Lo que no impide que lo proclamen
su enemigo. ¿Pero fuera de sus colaboraciones precisas a la acción católica, el
ejemplo de un hombre incrédulo que reconoce él mismo la excelencia de la
Iglesia, no es en cierto modo una prueba en favor de esta Iglesia y el homenaje
más magnífico que se le pueda tributar? ¿Sus argumentos no adquieren, acaso,
por el hecho mismo de su incredulidad, un poder mayor y una fuerza de
convicción más operante? Por lo demás, si sus contradictores no lo han visto,
tanto mejor para nosotros, porque al responderles ha lanzado Ud. nuevamente a
la circulación útiles y profundas ideas.
Ciertamente, pedimos a Dios con
todo el corazón que le dé la plena luz de la fe, en primer lugar porque Ud.
merece más que ninguno esa paz dichosa que sólo ella puede dar, y después
porque Ud. sería seguramente un incomparable defensor de esa fe. Pero decimos
también que la Iglesia no puede sino aprovechar la gran corriente de ideas
sanas y robustas cuya fuente es la Action
Francaise. Y me parece que esa sanidad, ese equilibrio superior han de
aparecer a todos, hasta a los que, como yo, reconocen la solidez filosófica de
sus doctrinas y la justicia de sus miras históricas, pero que, por una
indiferencia quizá culpable en materia política, nunca han reflexionado
seriamente en las posibilidades prácticas de sus conclusiones y no han tenido
el tiempo de tomar partido…
Excúseme, estimado señor, toda esta
charla. Retenga tan sólo de ella, se lo pido, la expresión de la ardiente
simpatía que me inspira su persona y su obra, para lo cual no encuentro
expresión justa, en la prisa que me corre.

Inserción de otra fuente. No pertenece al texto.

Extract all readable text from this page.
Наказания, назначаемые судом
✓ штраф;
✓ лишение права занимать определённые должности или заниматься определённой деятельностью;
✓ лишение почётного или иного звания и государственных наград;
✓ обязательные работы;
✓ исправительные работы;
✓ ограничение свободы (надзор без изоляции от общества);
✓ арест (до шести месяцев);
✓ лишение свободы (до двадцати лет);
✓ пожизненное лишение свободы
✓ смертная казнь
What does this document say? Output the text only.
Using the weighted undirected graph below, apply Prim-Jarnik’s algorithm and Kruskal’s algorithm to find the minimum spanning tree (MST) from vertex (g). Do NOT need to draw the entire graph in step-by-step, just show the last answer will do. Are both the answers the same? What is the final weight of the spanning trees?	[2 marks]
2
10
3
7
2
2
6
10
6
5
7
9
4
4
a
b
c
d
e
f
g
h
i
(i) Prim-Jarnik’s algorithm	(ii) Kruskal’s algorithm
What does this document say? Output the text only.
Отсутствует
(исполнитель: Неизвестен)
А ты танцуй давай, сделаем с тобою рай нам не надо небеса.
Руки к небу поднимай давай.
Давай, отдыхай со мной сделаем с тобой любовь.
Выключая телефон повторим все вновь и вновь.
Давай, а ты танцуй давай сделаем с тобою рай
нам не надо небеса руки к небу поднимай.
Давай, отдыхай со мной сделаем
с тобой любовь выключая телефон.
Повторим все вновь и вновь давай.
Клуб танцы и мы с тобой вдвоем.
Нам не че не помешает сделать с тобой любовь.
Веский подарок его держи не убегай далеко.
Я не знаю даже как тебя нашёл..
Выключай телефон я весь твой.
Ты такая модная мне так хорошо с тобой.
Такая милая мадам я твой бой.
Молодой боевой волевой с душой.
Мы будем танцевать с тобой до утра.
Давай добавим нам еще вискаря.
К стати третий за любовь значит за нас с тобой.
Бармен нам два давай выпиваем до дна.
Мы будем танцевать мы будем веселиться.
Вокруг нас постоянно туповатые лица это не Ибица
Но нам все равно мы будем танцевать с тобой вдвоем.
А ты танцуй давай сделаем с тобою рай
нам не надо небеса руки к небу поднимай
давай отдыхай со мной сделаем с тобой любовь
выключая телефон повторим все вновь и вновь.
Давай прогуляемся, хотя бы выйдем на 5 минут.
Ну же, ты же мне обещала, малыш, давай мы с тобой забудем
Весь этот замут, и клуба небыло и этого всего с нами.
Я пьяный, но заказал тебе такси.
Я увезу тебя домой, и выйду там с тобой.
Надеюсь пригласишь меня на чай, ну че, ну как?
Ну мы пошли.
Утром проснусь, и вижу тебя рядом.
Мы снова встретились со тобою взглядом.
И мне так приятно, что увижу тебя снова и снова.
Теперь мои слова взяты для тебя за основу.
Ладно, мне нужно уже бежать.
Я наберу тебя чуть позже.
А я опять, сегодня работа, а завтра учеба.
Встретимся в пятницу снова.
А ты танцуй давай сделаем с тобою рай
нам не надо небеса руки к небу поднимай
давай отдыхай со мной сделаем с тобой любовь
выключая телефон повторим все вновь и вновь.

Tenga también la seguridad de mi
gratitud por la dedicatoria amable que tanto encarece su libro para mí, y por
la nota demasiado indulgente de la página 199[2].
Mi pobre libro, cuyas deficiencias de fondo y de forma percibo cruelmente, no
merecía, se lo digo sin falsa modestia, ese exceso de honor. Reciba al menos el
homenaje de mi respetuosa adhesión.
Ernesto Psichari
* En «Cartas del Centurión», Editorial Sapientia – Buenos Aires 1946.